White and Williams Limits Reach of New Jersey's Consumer Fraud Act in Two Reported Appellate Decisions
In two reported appellate decisions handed down days apart, attorneys at White and Williams limited the reach of New Jersey’s Consumer Fraud Act (CFA) (codified at N.J.S.A. 56:8-1 et seq.) by exempting licensed insurance producers and the sophisticated insurance products they market from the purview of the Act. On August 21, 2006, New Jersey’s Appellate Division ruled in Plemmons v. Blue Chip Ins. Servs., Inc., 2006 WL 2388672 (N.J. Super. Ct. App. Div. Aug. 21, 2006), that licensed producers are not subject to CFA claims, thus settling law which had been uncertain for at least nine years. In Cetel v. Kirwan Fin. Group, Inc., 2006 WL 2466855 (3d Cir. Aug. 28, 2006), the Third Circuit Court of Appeals ruled that the marketing of sophisticated employee benefit plans, known as a Voluntary Employee Beneficiary Associations (VEBA), were not ordinary consumer products within the purview of the Act.
New Jersey’s CFA was enacted to protect consumers against imposition and loss as a result of fraudulent practices by persons engaged in the sale of goods and services. The Act is commonly recognized as one of the strongest consumer protection laws in the United States. For many years, courts dismissed CFA claims against insurance companies and insurance brokers arising from the sale of insurance. This state of the law changed in 1997, however, when the New Jersey Supreme Court concluded in an insurance “loan packing” case that the CFA extended to the sale of insurance policies as goods and services that are marketed to consumers. But in 2004, the New Jersey Supreme Court concluded, in a case involving physicians, that “learned professionals” were beyond the reach of the CFA. Whether that decision could be extended to benefit the insurance brokerage community was uncertain until the recent decision in Plemmons.
In Plemmons, White and Williams represented an insurance agency and a producer sued in the connection with the sale of business insurance policy. Although the jury initially returned a modest verdict against the brokers on the CFA claims, the trial judge ruled on post-trial motions that the brokers were learned professionals beyond the purview of the Act. New Jersey’s Appellate Division agreed, reasoning that licensed insurance brokers are “semi-professionals” excluded from liability under the CFA for services they render within the scope of their professional licenses. In reaching this conclusion, the Appellate Division noted that insurance producers were already regulated by other provisions of New Jersey Law, including the Insurance Producer Licensing Act (N.J.S.A. 17:22A-26 to 48) and the Standards of Conduct which are imposed upon the licensed brokerage community by the Department of Banking and Insurance (N.J.A.C. 11:17A-1.1 to 17D-2.8).

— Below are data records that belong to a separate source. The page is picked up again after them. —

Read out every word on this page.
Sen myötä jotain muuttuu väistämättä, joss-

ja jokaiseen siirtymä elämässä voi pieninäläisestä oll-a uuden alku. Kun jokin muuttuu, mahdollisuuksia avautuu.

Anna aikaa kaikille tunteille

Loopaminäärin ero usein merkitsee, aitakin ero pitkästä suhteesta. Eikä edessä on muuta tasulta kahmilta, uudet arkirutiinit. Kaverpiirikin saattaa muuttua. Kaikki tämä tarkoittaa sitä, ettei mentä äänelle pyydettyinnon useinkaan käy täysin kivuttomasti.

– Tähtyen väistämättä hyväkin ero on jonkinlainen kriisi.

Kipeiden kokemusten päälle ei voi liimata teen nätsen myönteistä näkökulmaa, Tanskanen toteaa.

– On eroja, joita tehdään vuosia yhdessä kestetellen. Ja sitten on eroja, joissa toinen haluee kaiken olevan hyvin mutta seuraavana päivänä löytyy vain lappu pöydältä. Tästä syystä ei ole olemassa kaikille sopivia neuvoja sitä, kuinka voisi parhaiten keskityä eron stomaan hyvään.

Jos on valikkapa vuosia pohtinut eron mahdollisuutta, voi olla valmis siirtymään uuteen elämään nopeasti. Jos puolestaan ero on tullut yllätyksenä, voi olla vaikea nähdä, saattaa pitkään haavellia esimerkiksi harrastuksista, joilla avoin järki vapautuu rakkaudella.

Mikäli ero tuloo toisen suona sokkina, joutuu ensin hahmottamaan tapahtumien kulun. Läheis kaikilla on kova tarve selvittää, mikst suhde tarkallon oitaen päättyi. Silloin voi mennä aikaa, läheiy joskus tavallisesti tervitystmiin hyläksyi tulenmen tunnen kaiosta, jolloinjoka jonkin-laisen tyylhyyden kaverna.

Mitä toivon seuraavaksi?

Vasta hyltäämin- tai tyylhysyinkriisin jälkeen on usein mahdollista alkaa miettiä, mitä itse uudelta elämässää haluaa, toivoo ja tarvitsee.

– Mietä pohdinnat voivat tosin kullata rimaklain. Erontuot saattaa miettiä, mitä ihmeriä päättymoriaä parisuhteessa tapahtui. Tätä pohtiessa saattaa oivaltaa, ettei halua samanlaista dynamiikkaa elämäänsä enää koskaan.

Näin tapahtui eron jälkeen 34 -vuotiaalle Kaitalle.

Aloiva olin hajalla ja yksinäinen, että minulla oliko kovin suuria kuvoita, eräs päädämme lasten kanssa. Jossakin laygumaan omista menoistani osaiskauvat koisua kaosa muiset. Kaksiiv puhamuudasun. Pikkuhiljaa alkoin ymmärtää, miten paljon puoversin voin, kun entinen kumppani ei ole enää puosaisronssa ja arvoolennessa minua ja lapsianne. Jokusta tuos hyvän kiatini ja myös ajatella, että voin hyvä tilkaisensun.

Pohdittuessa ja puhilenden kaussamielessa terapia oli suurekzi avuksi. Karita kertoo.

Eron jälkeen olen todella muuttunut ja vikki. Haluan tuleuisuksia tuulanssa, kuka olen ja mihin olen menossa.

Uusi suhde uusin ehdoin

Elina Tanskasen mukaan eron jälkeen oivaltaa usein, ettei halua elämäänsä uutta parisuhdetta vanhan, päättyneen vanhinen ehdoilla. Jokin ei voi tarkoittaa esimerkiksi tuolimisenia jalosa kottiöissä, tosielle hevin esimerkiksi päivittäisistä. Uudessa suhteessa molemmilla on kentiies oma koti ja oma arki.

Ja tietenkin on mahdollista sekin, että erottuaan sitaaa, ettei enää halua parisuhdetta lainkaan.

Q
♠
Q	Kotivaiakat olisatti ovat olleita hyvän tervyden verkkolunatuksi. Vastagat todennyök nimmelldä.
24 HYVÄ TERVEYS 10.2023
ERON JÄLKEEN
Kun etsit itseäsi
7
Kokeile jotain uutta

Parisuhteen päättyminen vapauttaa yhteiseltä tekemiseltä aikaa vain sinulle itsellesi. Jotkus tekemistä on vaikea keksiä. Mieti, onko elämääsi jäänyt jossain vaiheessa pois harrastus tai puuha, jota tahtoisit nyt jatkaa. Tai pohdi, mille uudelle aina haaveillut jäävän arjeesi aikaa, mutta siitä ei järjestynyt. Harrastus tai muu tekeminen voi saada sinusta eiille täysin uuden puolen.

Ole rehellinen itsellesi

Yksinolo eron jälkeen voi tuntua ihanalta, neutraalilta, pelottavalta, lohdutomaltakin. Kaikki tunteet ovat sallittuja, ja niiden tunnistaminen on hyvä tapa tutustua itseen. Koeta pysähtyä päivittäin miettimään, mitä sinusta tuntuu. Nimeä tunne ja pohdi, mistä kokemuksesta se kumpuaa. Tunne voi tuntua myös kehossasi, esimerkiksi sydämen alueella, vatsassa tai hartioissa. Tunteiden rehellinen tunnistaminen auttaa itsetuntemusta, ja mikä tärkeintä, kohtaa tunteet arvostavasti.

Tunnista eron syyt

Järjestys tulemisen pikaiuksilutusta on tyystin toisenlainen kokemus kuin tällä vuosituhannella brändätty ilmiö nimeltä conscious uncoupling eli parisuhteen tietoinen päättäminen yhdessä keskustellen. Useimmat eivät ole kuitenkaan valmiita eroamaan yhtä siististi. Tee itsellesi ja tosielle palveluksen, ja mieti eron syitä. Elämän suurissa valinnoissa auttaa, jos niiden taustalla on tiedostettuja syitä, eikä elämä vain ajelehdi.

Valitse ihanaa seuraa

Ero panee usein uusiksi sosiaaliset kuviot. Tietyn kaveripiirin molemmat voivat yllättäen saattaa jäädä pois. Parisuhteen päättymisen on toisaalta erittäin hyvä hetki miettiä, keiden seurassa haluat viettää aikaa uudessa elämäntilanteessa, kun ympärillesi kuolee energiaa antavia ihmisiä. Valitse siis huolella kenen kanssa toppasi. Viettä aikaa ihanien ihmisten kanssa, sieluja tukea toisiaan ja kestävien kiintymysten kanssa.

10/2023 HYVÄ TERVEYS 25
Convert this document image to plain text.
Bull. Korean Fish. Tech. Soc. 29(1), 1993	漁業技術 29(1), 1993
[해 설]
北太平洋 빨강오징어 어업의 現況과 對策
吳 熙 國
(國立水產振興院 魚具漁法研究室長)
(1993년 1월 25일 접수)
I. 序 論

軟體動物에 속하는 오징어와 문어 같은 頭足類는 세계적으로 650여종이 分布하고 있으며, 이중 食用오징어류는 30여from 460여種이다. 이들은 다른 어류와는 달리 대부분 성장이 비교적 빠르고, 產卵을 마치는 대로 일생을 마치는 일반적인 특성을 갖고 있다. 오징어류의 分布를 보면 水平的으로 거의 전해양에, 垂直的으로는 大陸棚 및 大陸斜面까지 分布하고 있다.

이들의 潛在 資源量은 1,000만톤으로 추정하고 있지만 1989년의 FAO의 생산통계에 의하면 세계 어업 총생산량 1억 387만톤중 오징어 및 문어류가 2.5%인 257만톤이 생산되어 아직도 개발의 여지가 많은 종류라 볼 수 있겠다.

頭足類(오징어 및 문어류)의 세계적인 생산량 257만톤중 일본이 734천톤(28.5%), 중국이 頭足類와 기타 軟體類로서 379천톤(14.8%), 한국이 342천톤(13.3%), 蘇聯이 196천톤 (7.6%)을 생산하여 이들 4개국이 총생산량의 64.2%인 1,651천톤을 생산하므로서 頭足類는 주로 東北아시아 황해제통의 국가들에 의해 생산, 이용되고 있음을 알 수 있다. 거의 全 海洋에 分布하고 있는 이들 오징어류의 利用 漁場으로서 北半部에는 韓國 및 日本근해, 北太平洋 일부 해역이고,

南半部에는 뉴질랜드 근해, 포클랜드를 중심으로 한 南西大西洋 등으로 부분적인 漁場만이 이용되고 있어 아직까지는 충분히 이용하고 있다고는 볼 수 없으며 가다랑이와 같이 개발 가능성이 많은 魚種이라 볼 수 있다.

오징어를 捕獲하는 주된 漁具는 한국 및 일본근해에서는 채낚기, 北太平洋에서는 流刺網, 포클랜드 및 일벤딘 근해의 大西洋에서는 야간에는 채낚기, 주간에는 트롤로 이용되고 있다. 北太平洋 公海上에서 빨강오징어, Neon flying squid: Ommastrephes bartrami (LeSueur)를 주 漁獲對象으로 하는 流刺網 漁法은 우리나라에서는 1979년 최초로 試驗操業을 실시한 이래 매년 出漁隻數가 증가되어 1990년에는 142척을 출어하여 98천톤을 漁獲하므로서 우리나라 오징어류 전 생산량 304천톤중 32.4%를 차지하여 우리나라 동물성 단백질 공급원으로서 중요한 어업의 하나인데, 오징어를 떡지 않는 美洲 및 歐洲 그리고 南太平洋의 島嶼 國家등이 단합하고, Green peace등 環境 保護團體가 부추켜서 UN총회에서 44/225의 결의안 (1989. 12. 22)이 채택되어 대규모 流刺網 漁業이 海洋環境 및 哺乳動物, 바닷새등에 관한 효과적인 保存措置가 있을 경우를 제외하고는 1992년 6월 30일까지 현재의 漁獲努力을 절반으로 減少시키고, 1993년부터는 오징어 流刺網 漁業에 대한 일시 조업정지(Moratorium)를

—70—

In Cetel, White and Williams represented an insurance broker who marketed sophisticated employee benefit plans sold to businesses. The plaintiffs asserted a CFA claim, but the district court entered summary judgment in favor of the brokers, ruling that the VEBA plans marketed by the insurance broker were not ordinary consumer transactions. The Third Circuit agreed. It found that the VEBA plans were sophisticated tax-avoidance schemes marketed to certain types of businesses. The plans were neither marketed nor available to the general public, and thus, were not ordinary consumer transactions within the purview of the Act.
Taken together, Plemmons and Cetel represent substantial victories for the insurance broker community in New Jersey because brokers will be exempt from the CFA’s treble d damage and attorney fee exposures.